IVA’s were first introduced by the Insolvency Act 1986 to help businesses with their debt problems. More recently, however, increasingly more individuals have relied on IVA’s as a means of getting back on track. In fact, they’re now available to anyone who has unsecured debts in excess of £10,000.00 and ultimately mean that those who qualify for one can get back on track within just a five-year period. That said, they’re not suitable for everyone and can only be managed by a licensed insolvency practitioner. They can’t be self-managed.
Bankruptcy can have more serious consequences than IVA. For example, if you own your own home then you may be required to sell it in order to repay some, or all, of the amount owed to your creditors. What’s more, certain employment types (such as the police force, armed forces, solicitors and accountants) usually have clauses in their contract of employment stating that bankruptcy could result in their dismissal. Of course, this in itself, is a very serious consequence and shouldn’t be taken lightly.
Which is best?
In some cases, creditors can apply for a bankruptcy order regardless of the consequences.

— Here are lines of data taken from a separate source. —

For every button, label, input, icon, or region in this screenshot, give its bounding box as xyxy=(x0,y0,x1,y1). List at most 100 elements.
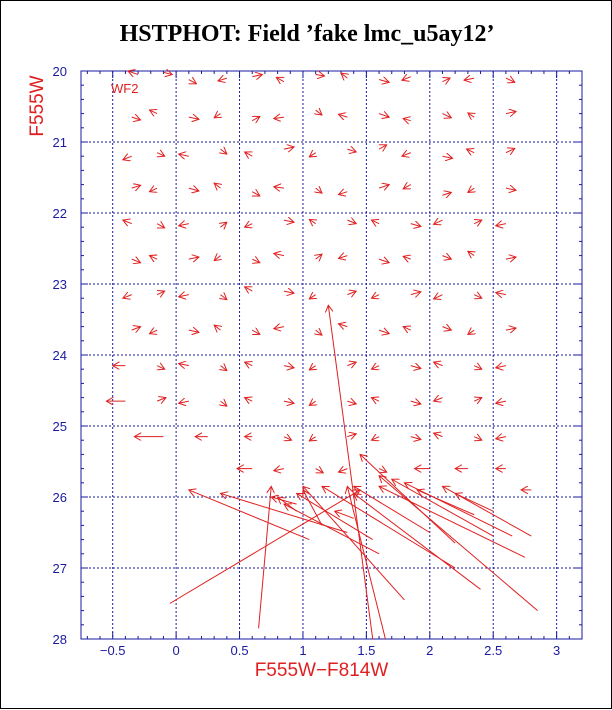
displacement-vector xyxy=(131,185,141,188)
displacement-vector xyxy=(309,401,315,405)
displacement-vector xyxy=(347,401,356,404)
displacement-vector xyxy=(341,73,347,78)
displacement-vector xyxy=(188,188,199,191)
displacement-vector xyxy=(221,149,227,154)
long-displacement-vector xyxy=(347,486,386,640)
grid-lines xyxy=(81,70,582,640)
displacement-vector xyxy=(214,183,220,188)
displacement-vector xyxy=(371,295,379,299)
displacement-vector xyxy=(338,469,348,473)
displacement-vector xyxy=(434,295,443,299)
displacement-vector xyxy=(245,398,253,402)
displacement-vector xyxy=(123,295,132,299)
displacement-vector xyxy=(315,75,325,76)
x-tick-label: −0.5 xyxy=(100,643,126,658)
displacement-vector xyxy=(505,328,516,330)
long-displacement-vector xyxy=(189,490,310,541)
displacement-vector xyxy=(338,114,348,117)
displacement-vector xyxy=(402,153,411,157)
x-tick-label: 2.5 xyxy=(484,643,502,658)
displacement-vector xyxy=(468,251,474,255)
displacement-vector xyxy=(378,185,389,189)
displacement-vector xyxy=(467,149,475,153)
displacement-vector xyxy=(442,327,451,331)
displacement-vector xyxy=(283,291,294,293)
x-tick-label: 1 xyxy=(299,643,306,658)
tick-labels: −0.5 0 0.5 1 1.5 2 2.5 3 20 21 22 23 24 25 26 27 28 xyxy=(53,64,561,658)
displacement-vector xyxy=(179,295,189,297)
displacement-vector xyxy=(245,224,253,228)
long-displacement-vector xyxy=(354,486,431,533)
displacement-vector xyxy=(410,292,421,295)
displacement-vector xyxy=(347,220,356,224)
displacement-vector xyxy=(284,437,292,441)
displacement-vector xyxy=(245,362,253,366)
displacement-vector xyxy=(157,366,165,370)
x-tick-label: 0 xyxy=(173,643,180,658)
displacement-vector xyxy=(131,327,141,331)
displacement-vector xyxy=(378,259,389,263)
y-tick-label: 28 xyxy=(53,632,67,647)
displacement-vector xyxy=(283,220,294,222)
displacement-vector xyxy=(245,287,253,291)
displacement-vector xyxy=(149,110,157,114)
displacement-vector xyxy=(214,325,220,330)
displacement-vector xyxy=(283,401,294,403)
displacement-vector xyxy=(188,330,199,332)
displacement-vector xyxy=(274,117,285,118)
displacement-vector xyxy=(338,324,348,327)
y-axis-title: F555W xyxy=(27,75,48,136)
displacement-vector xyxy=(402,77,411,81)
long-displacement-vector xyxy=(303,486,405,601)
displacement-vector xyxy=(252,192,260,196)
displacement-vector xyxy=(371,398,379,402)
displacement-vector xyxy=(309,437,315,441)
displacement-vector xyxy=(474,398,482,402)
long-displacement-vector xyxy=(303,490,323,526)
displacement-vector xyxy=(468,113,474,117)
displacement-vector xyxy=(505,257,516,259)
displacement-vector xyxy=(434,220,443,224)
displacement-vector xyxy=(505,78,515,82)
displacement-vector xyxy=(468,188,474,192)
displacement-vector xyxy=(496,366,507,368)
displacement-vector xyxy=(410,401,421,404)
x-axis-title: F555W−F814W xyxy=(255,660,389,681)
displacement-vector xyxy=(179,224,189,226)
displacement-vector xyxy=(316,254,322,259)
displacement-vector xyxy=(218,78,228,81)
displacement-vector xyxy=(410,366,421,369)
displacement-vector xyxy=(274,187,285,188)
displacement-vector xyxy=(149,330,157,334)
x-tick-label: 3 xyxy=(553,643,560,658)
displacement-vector xyxy=(464,78,475,80)
long-displacement-vector xyxy=(417,490,475,516)
long-displacement-vector xyxy=(379,486,526,558)
displacement-vector xyxy=(252,330,260,334)
displacement-vector xyxy=(378,114,389,118)
displacement-vector xyxy=(179,401,189,403)
displacement-vector xyxy=(505,188,516,190)
chip-label: WF2 xyxy=(111,81,138,96)
displacement-vector xyxy=(316,110,322,115)
displacement-vector xyxy=(221,366,227,371)
displacement-vector xyxy=(434,398,443,402)
displacement-vector xyxy=(316,469,324,473)
displacement-vector xyxy=(496,437,507,439)
displacement-vector xyxy=(157,291,165,295)
x-tick-label: 1.5 xyxy=(357,643,375,658)
displacement-vector xyxy=(274,469,285,471)
displacement-vector xyxy=(252,116,260,120)
displacement-vector xyxy=(188,257,199,259)
displacement-vector xyxy=(309,366,315,370)
long-displacement-vector xyxy=(360,454,456,544)
displacement-vector xyxy=(283,366,294,368)
displacement-vector xyxy=(157,153,165,157)
y-tick-label: 26 xyxy=(53,490,67,505)
displacement-vector xyxy=(131,117,141,120)
displacement-vector xyxy=(179,364,189,366)
displacement-vector xyxy=(149,256,157,260)
displacement-vector xyxy=(309,295,315,299)
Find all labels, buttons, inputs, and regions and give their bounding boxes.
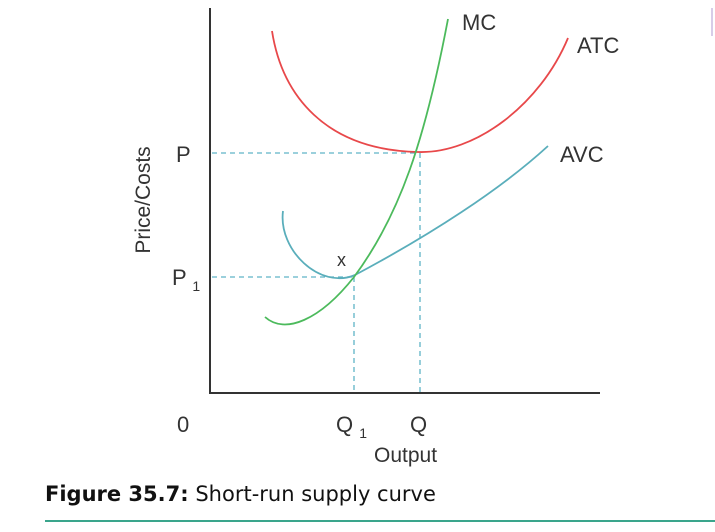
price-p1-label: P 1 bbox=[172, 265, 200, 294]
price-p1-subscript: 1 bbox=[192, 278, 200, 294]
edge-marker bbox=[711, 8, 713, 36]
mc-curve bbox=[264, 18, 449, 326]
figure-caption: Figure 35.7: Short-run supply curve bbox=[45, 482, 436, 506]
atc-curve bbox=[271, 30, 569, 153]
mc-label: MC bbox=[462, 10, 496, 35]
x-axis-label: Output bbox=[374, 444, 437, 467]
figure-caption-label: Figure 35.7: bbox=[45, 482, 189, 506]
avc-label: AVC bbox=[560, 142, 604, 167]
price-p-label: P bbox=[176, 142, 191, 167]
quantity-q1-subscript: 1 bbox=[359, 425, 367, 441]
atc-label: ATC bbox=[577, 33, 619, 58]
quantity-q1-label: Q 1 bbox=[336, 412, 367, 441]
avc-curve bbox=[281, 145, 549, 280]
point-x-label: x bbox=[337, 250, 346, 270]
origin-label: 0 bbox=[177, 412, 189, 437]
figure-caption-text: Short-run supply curve bbox=[195, 482, 436, 506]
quantity-q1-main: Q bbox=[336, 412, 353, 437]
y-axis-label: Price/Costs bbox=[132, 146, 155, 253]
price-p1-main: P bbox=[172, 265, 186, 290]
quantity-q-label: Q bbox=[410, 412, 427, 437]
caption-divider bbox=[45, 520, 715, 522]
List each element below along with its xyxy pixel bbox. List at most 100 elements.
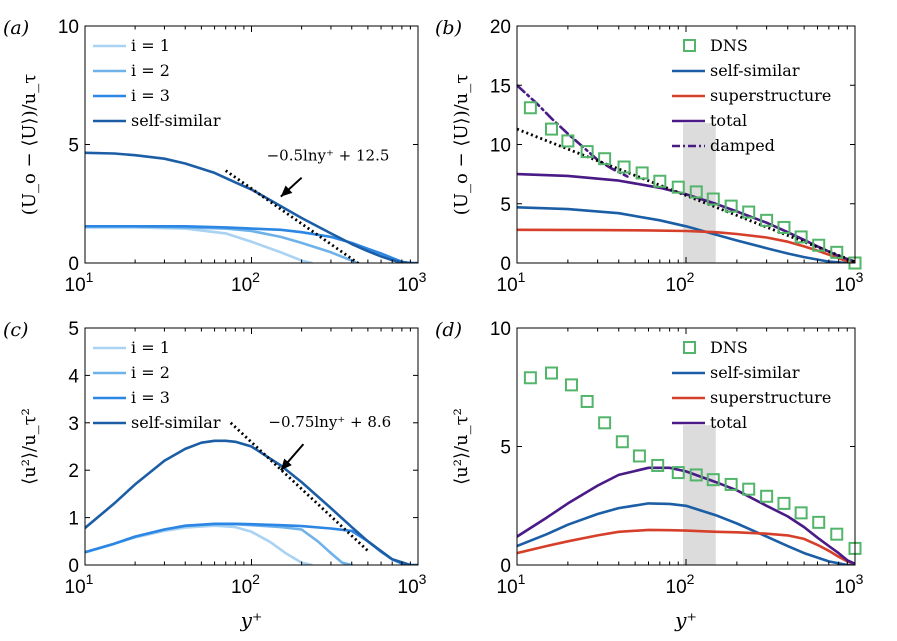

If this happens then it’s advisable to seek advice as soon as possible for the reasons stated above.
If, however, you find yourself having to choose a debt management option then your chosen advisor will be able to advise you on the pro’s and con’s of each option depending on your personal circumstances. If, for example, you own your home then an IVA might be the better option, although the Individual Voluntary Arrangement might require that you re-mortgage it during the last year of your arrangement to release any equity. That said, you won’t be required to sell it against your will.
If you’re looking to clear your debts within a shorter period of time then a bankruptcy order will only last for a period of 12 months (as opposed to an IVA which usually lasts for 60 months).
How do I find out more about the consequences of each option?
Before you decide on which route might be best for you it’s advisable to seek independent advice from a licensed insolvency practitioner (‘IP’). An IP is usually an accountant or a lawyer and will be able to discuss your financial situation in more detail before making appropriate recommendations for you.
In order to assist your advisor, you’ll be asked to provide a full list of your debts, together with details of your income and outgoings. It’s important to give your advisor as much information as possible so that he or she can determine which of your debts can (or can’t) be incorporated into your chosen debt management plan. However, given the best advice then there’s certainly no reason why you shouldn’t look forward to a debt-free future regardless of which option you decide to take.